Section 1020.1/Corridor Fire-Resistance Rating
IBC 1020 establishes when corridors must be fire-resistance rated based on occupancy and sprinkler protection.
Corridors serving as part of the means of egress must have fire- resistance-rated walls as specified in Table 1020.1. In Group H and I occupancies, corridors require a 1-hour rating regardless of sprinkler protection. In Group A, B, E, F, M, S, and U occupancies, corridors require a 1-hour rating without sprinklers but have no rating requirement when the building is fully sprinklered (with exceptions). In Group R occupancies, corridors require a 1-hour rating (0.5-hour if sprinklered). Corridor walls must extend from the floor to the underside of the floor or roof deck above.
Why this section exists
Corridors are the primary exit access paths that occupants use to reach exits. If a fire in an adjacent room breaches the corridor wall, the corridor fills with smoke and heat, blocking the egress path for everyone else on that floor. Fire-rated corridor walls contain the fire long enough for occupants to evacuate through the corridor. Sprinklered buildings receive reduced or eliminated corridor ratings because the sprinkler system controls the fire before it breaches the corridor walls.

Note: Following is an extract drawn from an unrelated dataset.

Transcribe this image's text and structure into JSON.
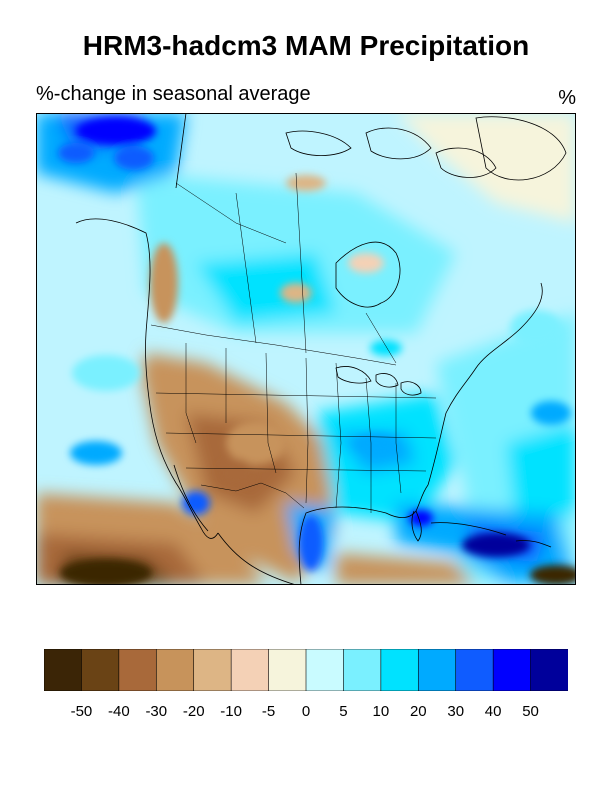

What plan reviewers look for
Plan reviewers check the floor plan for corridor wall ratings based on Table 1020.1. They verify the occupancy group and sprinkler status to determine the required rating. They check that corridor walls extend to the structure above (not just to the ceiling grid). They verify that doors in rated corridors have the correct fire-protection rating (typically 20 minutes for 1-hour corridors).
Common violations
Related IBC requirements
Section 1005 covers egress width. Section 1006 covers the number of exits required. Section 706 covers fire barriers (higher-rated walls). Section 716 covers opening protectives (doors in rated walls). Section 1018 covers corridor width requirements.